The talent question.

In 2018, we had a great new class in Congress, a lot of people got really motivated to run. You've seen some new talent enter for sure. At the same time, there's definitely structural barriers. Basically, if you're in Congress, this is particularly on the Democratic side, they're not totally inconsistent with a Republican, it's a hierarchy. So you wait your turn for 20 years to be a committee chair or other things. Once you're there, it can be a very frustrating place for talent. State level politics have different issues. They're often unpaid or partially paid or taking risks, and now with threats. But we think about this a lot on how do you really build strong talent pipelines?

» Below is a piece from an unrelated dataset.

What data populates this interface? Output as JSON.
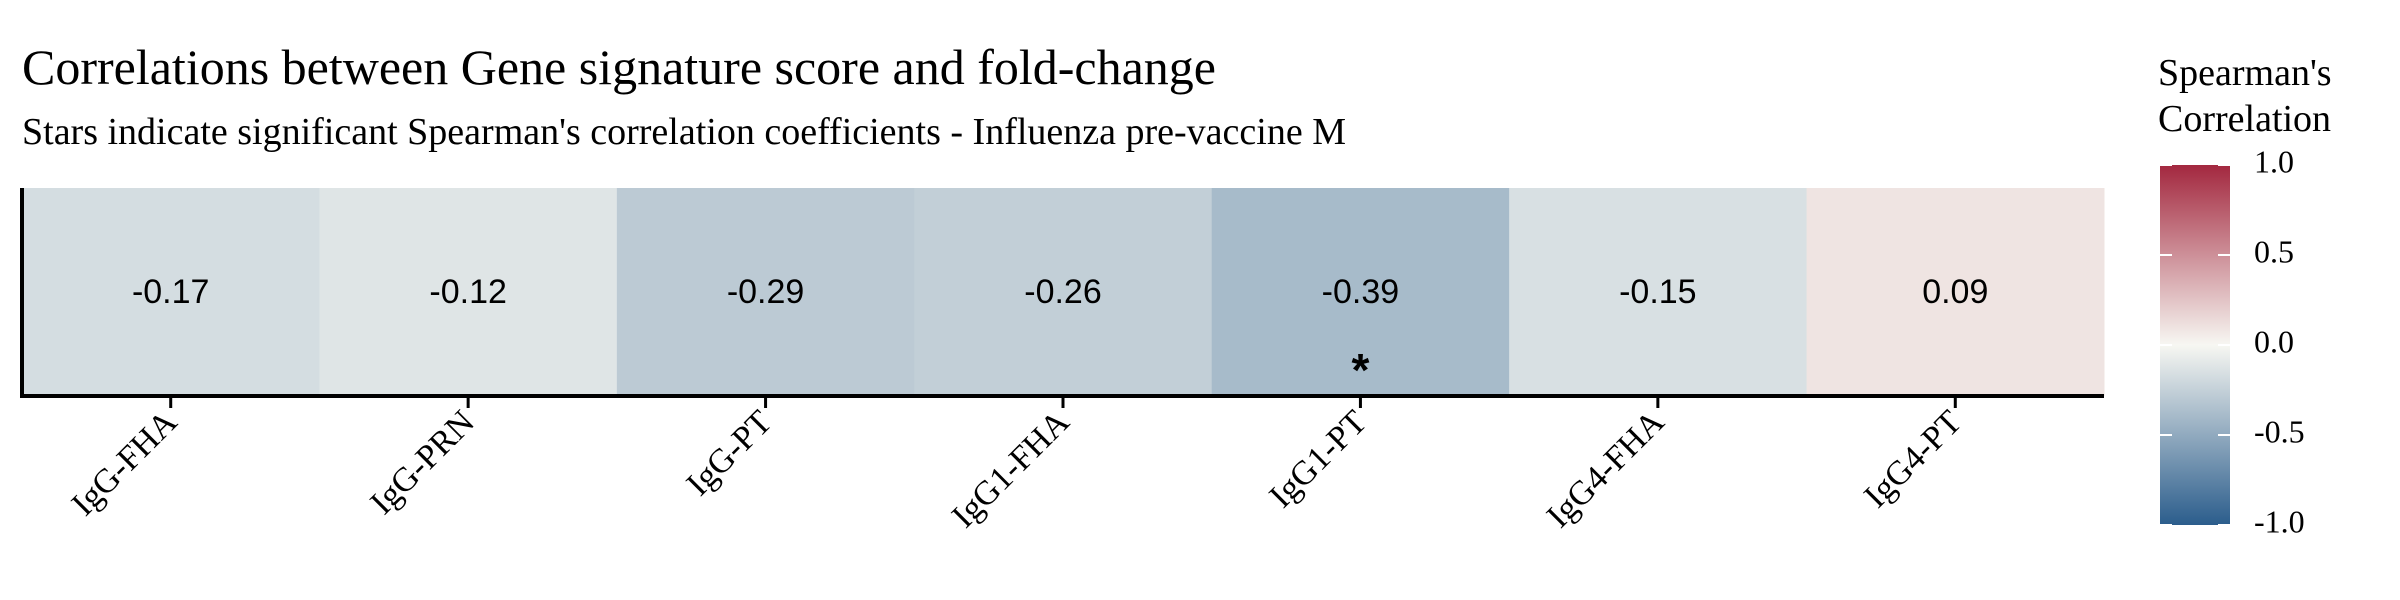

And I definitely believe it's possible.

There has been energy, there's the potential, but you really have to support candidates in a more comprehensive way for them to be able to run and succeed. And in a really messy system and feel supported when they could be taking real risks. I was just with the Governor of Michigan, Gretchen Whitmer, who was threatened with being kidnapped and killed as Governor. That's a scary prospect. But she also has an amazing group of women who are the leadership of the State, the Secretary of State, the Attorney General, and they're all grappling with this. And, I think, motivating each other to continue to provide leadership in the state.